8. Limitation of Liability. A copy of the Agreement and
Declaration of Trust of the Trust, as amended, is on file with
the Secretary of the State of Ohio and notice is hereby given
that this Plan is executed on behalf of the Trustees of the
Trust as trustees and not individually and that the
obligations of this instrument are not binding upon the
Trustees, the shareholders of the Trust individually or the
assets or property of any other series of the Trust, but are
binding only upon the assets and property of the Fund.
AMERIPRIME FUNDS
MULTIPLE CLASS PLAN PURSUANT TO RULE 18f-3
FOR THE JUMPER STRATEGIC ADVANTAGE FUND
This Multiple Class Plan (the "Plan") is adopted in accordance with
Rule 18f-3 (the "Rule") under the Investment Company Act of 1940, as amended
(the "Act") by the AmeriPrime Funds (the "Trust") on behalf of Jumper Strategic
Advantage Fund (the "Fund"), a series of the Trust. A majority of the Trustees,
including a majority of the Trustees who are not interested persons of the Trust
(as defined in the Act), having determined that the Plan is in the best
interests of each class of the Fund individually, the Fund and the Trust as a
whole, have approved the Plan.
The provisions of the Plan are:
1. General Description Of Classes. Each class of shares of the
Fund shall represent interests in the same portfolio of
investments of the Fund. There currently are two classes
designated:
Investor Class and Institutional Class.
a. Investor Class shares of the Fund are offered and
sold at net asset value without an initial sales
charge or contingent deferred sales charge. Investor
Class shares are subject to a 12b-1 fee at a maximum
annual rate of 0.25% of Investor Class assets.

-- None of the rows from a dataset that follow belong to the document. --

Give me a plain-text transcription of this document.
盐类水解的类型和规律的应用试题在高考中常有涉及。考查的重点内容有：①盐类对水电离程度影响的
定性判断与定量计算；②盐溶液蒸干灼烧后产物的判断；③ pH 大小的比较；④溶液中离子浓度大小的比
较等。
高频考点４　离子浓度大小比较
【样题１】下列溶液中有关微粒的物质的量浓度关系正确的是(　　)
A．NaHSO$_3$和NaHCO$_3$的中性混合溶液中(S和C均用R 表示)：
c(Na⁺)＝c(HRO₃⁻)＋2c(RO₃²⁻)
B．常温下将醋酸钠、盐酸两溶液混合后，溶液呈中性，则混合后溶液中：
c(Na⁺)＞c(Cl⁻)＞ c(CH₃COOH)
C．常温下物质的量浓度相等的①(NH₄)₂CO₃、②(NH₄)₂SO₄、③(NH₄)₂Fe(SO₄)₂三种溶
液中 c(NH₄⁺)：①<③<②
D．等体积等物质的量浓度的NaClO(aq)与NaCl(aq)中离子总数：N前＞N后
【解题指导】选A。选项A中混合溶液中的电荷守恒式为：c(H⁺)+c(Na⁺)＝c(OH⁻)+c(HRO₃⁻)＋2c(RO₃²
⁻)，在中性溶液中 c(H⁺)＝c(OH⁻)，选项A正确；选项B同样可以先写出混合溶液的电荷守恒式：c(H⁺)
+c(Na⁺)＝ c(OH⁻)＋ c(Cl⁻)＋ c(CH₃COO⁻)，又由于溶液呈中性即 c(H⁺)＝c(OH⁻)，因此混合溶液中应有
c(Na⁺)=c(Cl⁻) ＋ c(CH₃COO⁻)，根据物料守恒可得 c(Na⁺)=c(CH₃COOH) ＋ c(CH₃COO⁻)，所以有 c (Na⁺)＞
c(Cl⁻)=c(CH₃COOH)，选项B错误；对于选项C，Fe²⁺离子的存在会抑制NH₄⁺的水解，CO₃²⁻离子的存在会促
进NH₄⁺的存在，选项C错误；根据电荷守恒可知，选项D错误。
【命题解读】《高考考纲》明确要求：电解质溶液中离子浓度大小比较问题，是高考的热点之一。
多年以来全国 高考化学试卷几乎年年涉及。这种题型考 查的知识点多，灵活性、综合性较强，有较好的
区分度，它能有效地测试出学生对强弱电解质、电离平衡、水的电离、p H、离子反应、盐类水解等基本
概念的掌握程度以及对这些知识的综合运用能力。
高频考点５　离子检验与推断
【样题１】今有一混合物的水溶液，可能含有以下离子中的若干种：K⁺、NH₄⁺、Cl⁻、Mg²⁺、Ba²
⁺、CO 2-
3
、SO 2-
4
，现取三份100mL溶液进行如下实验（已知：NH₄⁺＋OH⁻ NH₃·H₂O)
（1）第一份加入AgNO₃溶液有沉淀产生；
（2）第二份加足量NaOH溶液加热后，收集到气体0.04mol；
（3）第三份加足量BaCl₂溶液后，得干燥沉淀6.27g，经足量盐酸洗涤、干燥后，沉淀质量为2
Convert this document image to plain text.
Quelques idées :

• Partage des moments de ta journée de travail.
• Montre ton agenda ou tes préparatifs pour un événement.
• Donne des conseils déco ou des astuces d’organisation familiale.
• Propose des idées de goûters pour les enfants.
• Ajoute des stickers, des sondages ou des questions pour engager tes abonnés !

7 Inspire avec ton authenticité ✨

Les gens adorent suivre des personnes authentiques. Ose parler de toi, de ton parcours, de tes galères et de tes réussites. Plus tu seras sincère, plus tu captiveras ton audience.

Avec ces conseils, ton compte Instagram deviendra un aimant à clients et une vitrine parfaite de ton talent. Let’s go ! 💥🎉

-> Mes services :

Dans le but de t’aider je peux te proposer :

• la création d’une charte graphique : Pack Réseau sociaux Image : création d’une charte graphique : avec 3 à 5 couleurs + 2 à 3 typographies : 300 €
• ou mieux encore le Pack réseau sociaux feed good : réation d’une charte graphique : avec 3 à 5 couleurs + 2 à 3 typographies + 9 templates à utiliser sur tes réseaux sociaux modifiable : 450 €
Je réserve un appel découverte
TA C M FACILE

b. Institutional Class shares are offered and sold at
net asset value without an initial sales charge or
contingent deferred sales charge. Institutional Class
shares are not subject to a 12b-1 fee.
2. Expense Allocations To Each Class.
a. Certain expenses may be attributable to a particular
class of shares of the Fund ("Class Expenses"). Class
Expenses are charged directly to net assets of the
class to which the expense is attributed and are
borne on a pro rata basis by the outstanding shares
of that class. Class Expenses may include:
(i) expenses incurred in connection with a meeting of
shareholders; (ii) litigation expenses; (iii)
printing and postage expenses of shareholders
reports, prospectuses and proxies to current
shareholders of a specific class;
(iv) expenses of administrative personnel and
services required to support the shareholders of a
specific class;
(v) transfer agent fees and shareholder servicing
expenses; and (vi) such other expenses incurred by or
attributable to a specific class.
b. All other expenses of the Fund are allocated to each
class on the basis of the net asset value of that
class in relation to the net asset value of the Fund.
Notwithstanding the foregoing, the distributor or
adviser of the Fund may waive or reimburse the
expenses of a specific class or classes to the extent
permitted under the Rule.
3. Class Designation. Subject to the approval by the Trustees of the Trust,
the Fund may alter the nomenclature for the designations of one or more of its
classes of shares.
4. Additional Information. This plan is qualified by and subject
to the terms of the then current Prospectus for the applicable
class of shares; provided, however, that none of the terms set
forth in any such Prospectus shall be inconsistent with the
terms of this Plan. The Prospectus for each class contains
additional information about the class and the Fund's multiple
class structure.
5. Effective Date. This Plan shall become effective the day
before the first issuance of Investor Class Shares. This Plan
may be terminated or amended at any time by a majority of the
Trustees, including a majority of the Trustees who are not
interested persons of the Trust (as defined in the Act).